R/PRTPlot.R
PRTPlot.Rd
Plot classifier performance metrics as a function of threshold.
PRTPlot( frame, predVar, truthVar, truthTarget, title, ..., plotvars = c("precision", "recall"), thresholdrange = c(-Inf, Inf), linecolor = "black" )
frame | data frame to get values from |
---|---|
predVar | name of the column of predicted scores |
truthVar | name of the column of actual outcomes in frame |
truthTarget | value we consider to be positive |
title | title to place on plot |
... | no unnamed argument, added to force named binding of later arguments. |
plotvars | variables to plot, must be at least one of the measures listed below. Defaults to c("precision", "recall") |
thresholdrange | range of thresholds to plot. |
linecolor | line color for the plot |
For a classifier, the precision is what fraction of predicted positives are true positives; the recall is what fraction of true positives the classifier finds, and the enrichment is the ratio of classifier precision to the average rate of positives. Plotting precision-recall or enrichment-recall as a function of classifier score helps identify a score threshold that achieves an acceptable tradeoff between precision and recall, or enrichment and recall.
In addition to precision/recall, PRTPlot
can plot a number of other metrics:
precision: fraction of predicted positives that are true positives
recall: fraction of true positives that were predicted to be true
enrichment: ratio of classifier precision to prevalence of positive class
sensitivity: the same as recall (also known as the true positive rate)
specificity: fraction of true negatives to all negatives (or 1 - false_positive_rate)
false_positive_rate: fraction of negatives predicted to be true over all negatives
For example, plotting sensitivity/false_positive_rate as functions of threshold will "unroll" an ROC Plot.

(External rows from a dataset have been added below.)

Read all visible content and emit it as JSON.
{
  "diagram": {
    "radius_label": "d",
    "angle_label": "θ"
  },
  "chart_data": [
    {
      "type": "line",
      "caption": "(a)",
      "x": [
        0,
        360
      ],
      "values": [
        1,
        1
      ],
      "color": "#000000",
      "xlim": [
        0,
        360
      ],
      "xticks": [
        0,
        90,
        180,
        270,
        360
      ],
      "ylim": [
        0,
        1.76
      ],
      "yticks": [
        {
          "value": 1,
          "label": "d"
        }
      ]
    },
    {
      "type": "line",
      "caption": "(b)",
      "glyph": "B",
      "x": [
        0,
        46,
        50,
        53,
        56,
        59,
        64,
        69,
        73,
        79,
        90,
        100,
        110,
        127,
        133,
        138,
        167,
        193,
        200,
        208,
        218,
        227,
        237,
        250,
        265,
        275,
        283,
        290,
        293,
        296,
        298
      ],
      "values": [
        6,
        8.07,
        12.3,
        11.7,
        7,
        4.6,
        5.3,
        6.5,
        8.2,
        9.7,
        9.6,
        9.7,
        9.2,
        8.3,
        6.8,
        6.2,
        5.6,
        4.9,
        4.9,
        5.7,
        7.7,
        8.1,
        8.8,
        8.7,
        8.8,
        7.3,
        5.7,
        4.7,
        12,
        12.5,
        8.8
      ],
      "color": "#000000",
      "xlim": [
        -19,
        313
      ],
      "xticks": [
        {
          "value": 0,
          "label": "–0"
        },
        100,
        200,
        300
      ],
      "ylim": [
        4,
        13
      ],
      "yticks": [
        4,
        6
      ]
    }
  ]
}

Plots are in a single column, in the order specified by plotvars
.
df <- iris df$isVersicolor <- with(df, Species=='versicolor') model = glm(isVersicolor ~ Petal.Length + Petal.Width + Sepal.Length + Sepal.Width, data=df, family=binomial) df$pred = predict(model, newdata=df, type="response") WVPlots::PRTPlot(df, "pred", "isVersicolor", TRUE, title="Example Precision-Recall threshold plot")WVPlots::PRTPlot(df, "pred", "isVersicolor", TRUE, plotvars = c("sensitivity", "specificity", "false_positive_rate"), title="Sensitivity/specificity/FPR as functions of threshold")